For enhanced safety, the front and rear seat shoulder belts of the Hyundai Kona have pretensioners to tighten the seatbelts and eliminate dangerous slack in the event of a collision. The Toyota Corolla Hatchback doesn’t offer pretensioners for its rear seat belts.
In the past twenty years hundreds of infants and young children have died after being left in vehicles, usually by accident. When turning the vehicle off, drivers of the Kona are reminded to check the back seat if they opened the rear door before starting out. The Corolla Hatchback doesn’t offer a back seat reminder.
The Kona offers all-wheel drive to maximize traction under poor conditions, especially in ice and snow. The Corolla Hatchback doesn’t offer all-wheel drive.
The Kona Limited has a standard Surround View Monitor to allow the driver to see objects all around the vehicle on a screen. The Corolla Hatchback only offers a rear monitor.
The Kona has a standard blind spot warning system that uses sensors to alert the driver to objects in the vehicle’s blind spots where the side view mirrors don’t reveal them. A system to reveal vehicles in the Corolla Hatchback’s blind spot costs extra.
To help make backing out of a parking space safer, the Kona has standard Rear Cross-Traffic Collision Warning and Rear Cross-Traffic Collision-Avoidance Assist automatically engages the brakes to help avoid a collision.
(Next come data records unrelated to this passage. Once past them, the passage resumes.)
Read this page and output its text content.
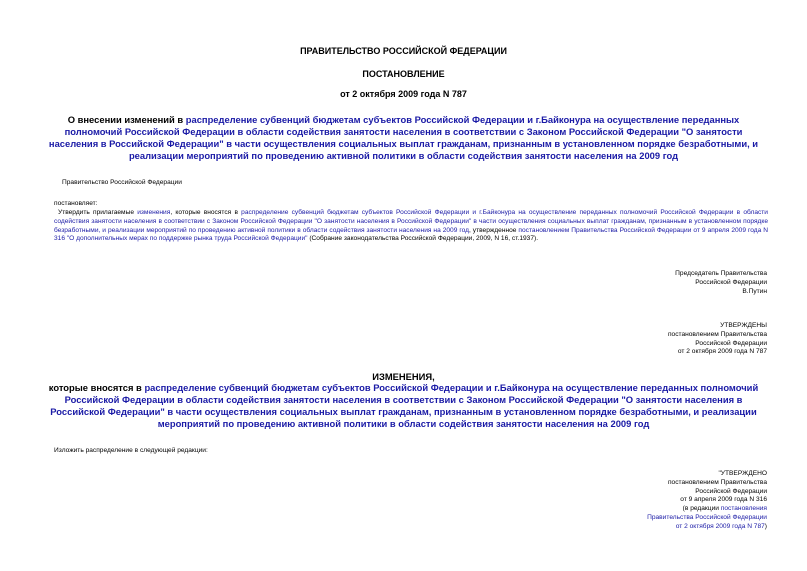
ПРАВИТЕЛЬСТВО РОССИЙСКОЙ ФЕДЕРАЦИИ
ПОСТАНОВЛЕНИЕ
от 2 октября 2009 года N 787
О внесении изменений в распределение субвенций бюджетам субъектов Российской Федерации и г.Байконура на осуществление переданных полномочий Российской Федерации в области содействия занятости населения в соответствии с Законом Российской Федерации "О занятости населения в Российской Федерации" в части осуществления социальных выплат гражданам, признанным в установленном порядке безработными, и реализации мероприятий по проведению активной политики в области содействия занятости населения на 2009 год
Правительство Российской Федерации
постановляет:
Утвердить прилагаемые изменения, которые вносятся в распределение субвенций бюджетам субъектов Российской Федерации и г.Байконура на осуществление переданных полномочий Российской Федерации в области содействия занятости населения в соответствии с Законом Российской Федерации "О занятости населения в Российской Федерации" в части осуществления социальных выплат гражданам, признанным в установленном порядке безработными, и реализации мероприятий по проведению активной политики в области содействия занятости населения на 2009 год, утвержденное постановлением Правительства Российской Федерации от 9 апреля 2009 года N 316 "О дополнительных мерах по поддержке рынка труда Российской Федерации" (Собрание законодательства Российской Федерации, 2009, N 16, ст.1937).
Председатель Правительства
Российской Федерации
В.Путин
УТВЕРЖДЕНЫ
постановлением Правительства
Российской Федерации
от 2 октября 2009 года N 787
ИЗМЕНЕНИЯ,
которые вносятся в распределение субвенций бюджетам субъектов Российской Федерации и г.Байконура на осуществление переданных полномочий Российской Федерации в области содействия занятости населения в соответствии с Законом Российской Федерации "О занятости населения в Российской Федерации" в части осуществления социальных выплат гражданам, признанным в установленном порядке безработными, и реализации мероприятий по проведению активной политики в области содействия занятости населения на 2009 год
Изложить распределение в следующей редакции:
"УТВЕРЖДЕНО
постановлением Правительства
Российской Федерации
от 9 апреля 2009 года N 316
(в редакции постановления
Правительства Российской Федерации
от 2 октября 2009 года N 787)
Toyota charges extra for Rear Cross-Traffic Alert on the Corolla Hatchback and the Corolla Hatchback’s Rear Cross-Traffic Alert does not include automatic braking.
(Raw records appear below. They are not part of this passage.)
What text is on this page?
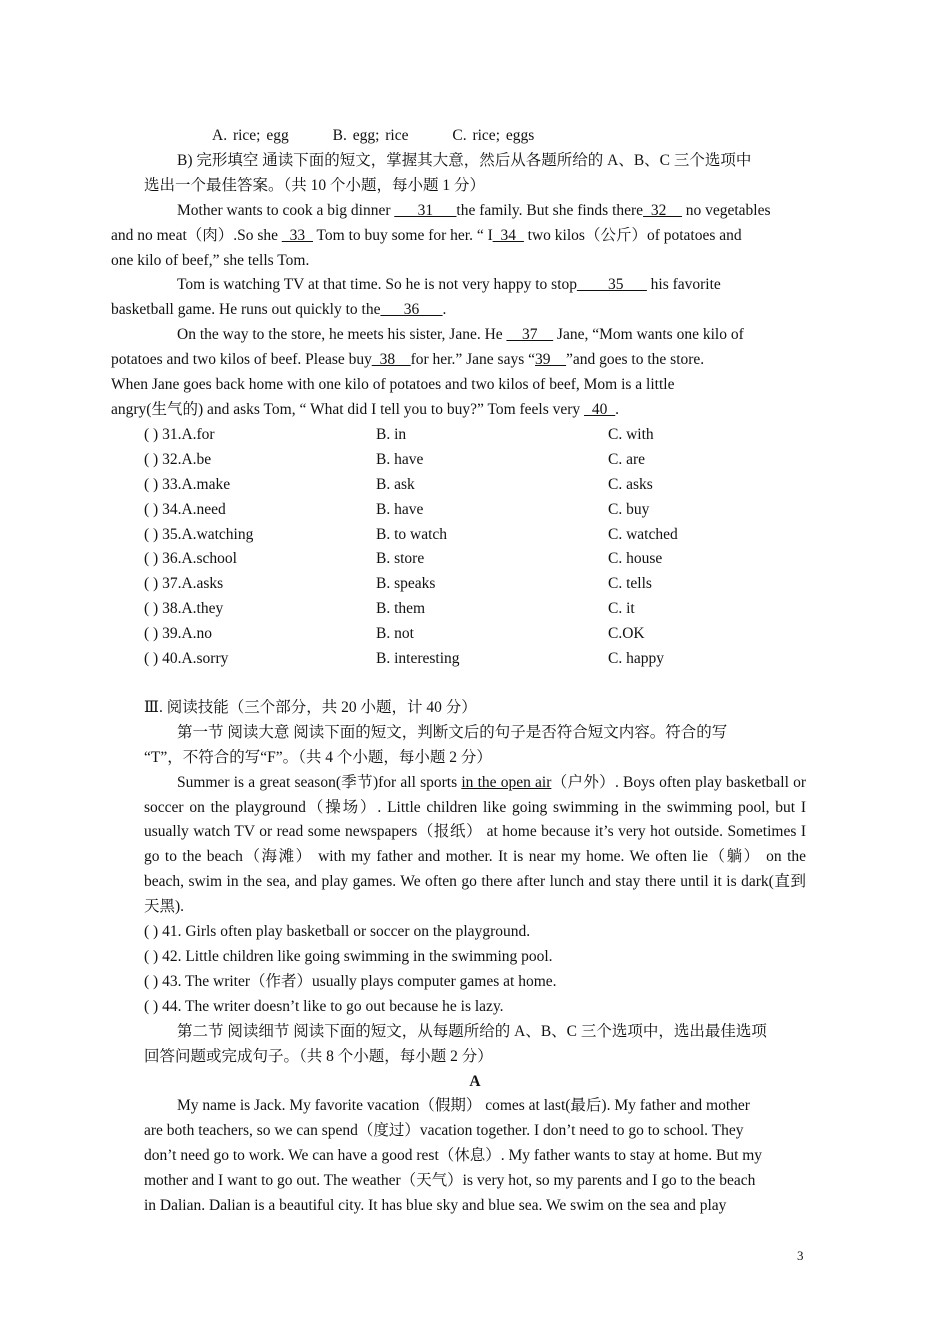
A. rice; egg	B. egg; rice	C. rice; eggs
B) 完形填空 通读下面的短文，掌握其大意，然后从各题所给的 A、B、C 三个选项中
选出一个最佳答案。（共 10 个小题，每小题 1 分）
Mother wants to cook a big dinner ___31___the family. But she finds there_32__ no vegetables
and no meat（肉）.So she _33_ Tom to buy some for her. “ I_34_ two kilos（公斤）of potatoes and
one kilo of beef,” she tells Tom.
Tom is watching TV at that time. So he is not very happy to stop____35___ his favorite
basketball game. He runs out quickly to the___36___.
On the way to the store, he meets his sister, Jane. He __37__ Jane, “Mom wants one kilo of
potatoes and two kilos of beef. Please buy_38__for her.” Jane says “39__”and goes to the store.
When Jane goes back home with one kilo of potatoes and two kilos of beef, Mom is a little
angry(生气的) and asks Tom, “ What did I tell you to buy?” Tom feels very _40_.
( ) 31.A.for	B. in	C. with
( ) 32.A.be	B. have	C. are
( ) 33.A.make	B. ask	C. asks
( ) 34.A.need	B. have	C. buy
( ) 35.A.watching	B. to watch	C. watched
( ) 36.A.school	B. store	C. house
( ) 37.A.asks	B. speaks	C. tells
( ) 38.A.they	B. them	C. it
( ) 39.A.no	B. not	C.OK
( ) 40.A.sorry	B. interesting	C. happy
Ⅲ. 阅读技能（三个部分，共 20 小题，计 40 分）
第一节 阅读大意 阅读下面的短文，判断文后的句子是否符合短文内容。符合的写
“T”，不符合的写“F”。（共 4 个小题，每小题 2 分）
Summer is a great season(季节)for all sports in the open air（户外）. Boys often play basketball or soccer on the playground（操场）. Little children like going swimming in the swimming pool, but I usually watch TV or read some newspapers（报纸） at home because it’s very hot outside. Sometimes I go to the beach（海滩） with my father and mother. It is near my home. We often lie（躺） on the beach, swim in the sea, and play games. We often go there after lunch and stay there until it is dark(直到天黑).
( ) 41. Girls often play basketball or soccer on the playground.
( ) 42. Little children like going swimming in the swimming pool.
( ) 43. The writer（作者）usually plays computer games at home.
( ) 44. The writer doesn’t like to go out because he is lazy.
第二节 阅读细节 阅读下面的短文，从每题所给的 A、B、C 三个选项中，选出最佳选项
回答问题或完成句子。（共 8 个小题，每小题 2 分）
A
My name is Jack. My favorite vacation（假期） comes at last(最后). My father and mother
are both teachers, so we can spend（度过）vacation together. I don’t need to go to school. They
don’t need go to work. We can have a good rest（休息）. My father wants to stay at home. But my
mother and I want to go out. The weather（天气）is very hot, so my parents and I go to the beach
in Dalian. Dalian is a beautiful city. It has blue sky and blue sea. We swim on the sea and play
3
Both the Kona and the Corolla Hatchback have standard driver and passenger frontal airbags, front side-impact airbags, side-impact head airbags, front wheel drive, height adjustable front shoulder belts, four-wheel antilock brakes, traction control, electronic stability systems to prevent skidding, crash mitigating brakes, daytime running lights, lane departure warning systems, rearview cameras and driver alert monitors.